What Happens When SR-22 Filing Ends

Kansas SR-22 filing typically lasts 1 to 3 years depending on carrier underwriting rules, even though the statutory minimum is 1 year. When the filing period ends, your carrier notifies Kansas Division of Vehicles electronically. You do not need to take action to terminate the filing—it expires automatically if no lapses occurred during the required window.

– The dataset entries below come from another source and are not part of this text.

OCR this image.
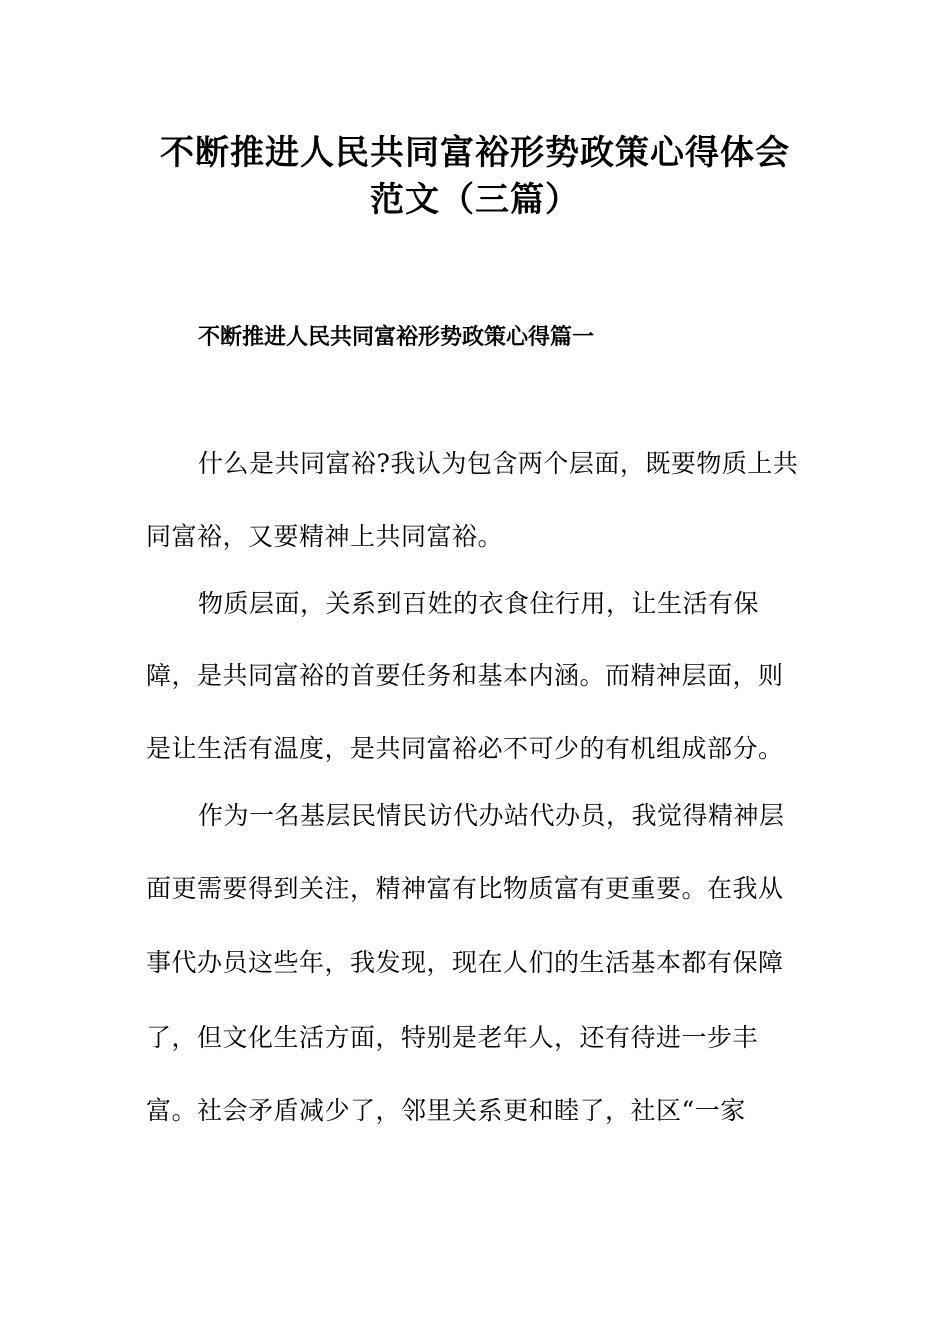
不断推进人民共同富裕形势政策心得体会
范文（三篇）
不断推进人民共同富裕形势政策心得篇一
什么是共同富裕?我认为包含两个层面，既要物质上共
同富裕，又要精神上共同富裕。
物质层面，关系到百姓的衣食住行用，让生活有保
障，是共同富裕的首要任务和基本内涵。而精神层面，则
是让生活有温度，是共同富裕必不可少的有机组成部分。
作为一名基层民情民访代办站代办员，我觉得精神层
面更需要得到关注，精神富有比物质富有更重要。在我从
事代办员这些年，我发现，现在人们的生活基本都有保障
了，但文化生活方面，特别是老年人，还有待进一步丰
富。社会矛盾减少了，邻里关系更和睦了，社区“一家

Premium reduction after SR-22 filing ends is immediate but partial. The SR-22 surcharge (typically 20% to 40% of the total premium) drops off, but the DUI conviction surcharge remains for 3 years from the conviction date for insurance rating purposes. Expect a 15% to 30% premium drop when the filing requirement expires, with full rate normalization occurring 3 years after conviction when the DUI falls outside the standard insurance lookback window.

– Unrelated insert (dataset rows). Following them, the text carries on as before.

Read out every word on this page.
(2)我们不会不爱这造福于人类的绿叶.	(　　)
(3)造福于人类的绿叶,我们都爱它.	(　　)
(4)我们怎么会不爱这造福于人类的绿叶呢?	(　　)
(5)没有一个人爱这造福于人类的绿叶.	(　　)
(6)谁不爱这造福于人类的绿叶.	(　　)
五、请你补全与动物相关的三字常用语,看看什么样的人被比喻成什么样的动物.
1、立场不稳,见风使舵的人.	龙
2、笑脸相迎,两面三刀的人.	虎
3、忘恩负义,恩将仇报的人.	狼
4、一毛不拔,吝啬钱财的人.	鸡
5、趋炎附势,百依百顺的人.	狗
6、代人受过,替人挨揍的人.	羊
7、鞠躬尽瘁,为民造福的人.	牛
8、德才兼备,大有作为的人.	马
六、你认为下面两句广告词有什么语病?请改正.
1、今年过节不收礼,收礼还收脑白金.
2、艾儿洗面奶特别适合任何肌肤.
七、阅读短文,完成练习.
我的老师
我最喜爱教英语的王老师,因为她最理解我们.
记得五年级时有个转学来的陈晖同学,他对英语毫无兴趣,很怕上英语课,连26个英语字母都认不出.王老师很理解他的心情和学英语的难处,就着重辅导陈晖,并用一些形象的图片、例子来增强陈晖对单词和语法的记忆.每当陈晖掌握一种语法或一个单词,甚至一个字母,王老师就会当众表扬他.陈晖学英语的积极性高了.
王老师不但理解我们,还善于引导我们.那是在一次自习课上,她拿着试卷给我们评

Some carriers require you to stay with them for the full SR-22 filing period as a condition of initial acceptance. Switching carriers mid-filing is possible but triggers a new SR-22 filing with the new carrier and cancellation of the old filing. Kansas Division of Vehicles receives the cancellation notice and may suspend your license if the new filing is not in place before the old one terminates. If you plan to switch carriers during the filing period, overlap the new policy start date with the old policy end date by at least 3 business days to avoid an administrative gap suspension.

Compare Kansas DUI Carriers Now

Kansas DUI insurance premiums vary by $80 to $120 per month across carriers for identical coverage and driver profiles. The spread widens further when multiple violations, young driver age, or metro-county zip codes enter the equation. Non-standard carriers consistently underprice standard-tier carriers for DUI risks, but quoted rates vary based on real-time underwriting capacity and county-specific loss data.

Run quotes with at least three non-standard carriers (Dairyland, The General, Bristol West) and two standard-tier carriers (Geico, Progressive) to map the actual rate range. If you don't own a vehicle, request non-owner SR-22 quotes specifically—many agents default to owner policies even when non-owner coverage meets your need at half the cost. Verify that every quote includes SR-22 filing and confirm the filing duration the carrier will require before binding coverage.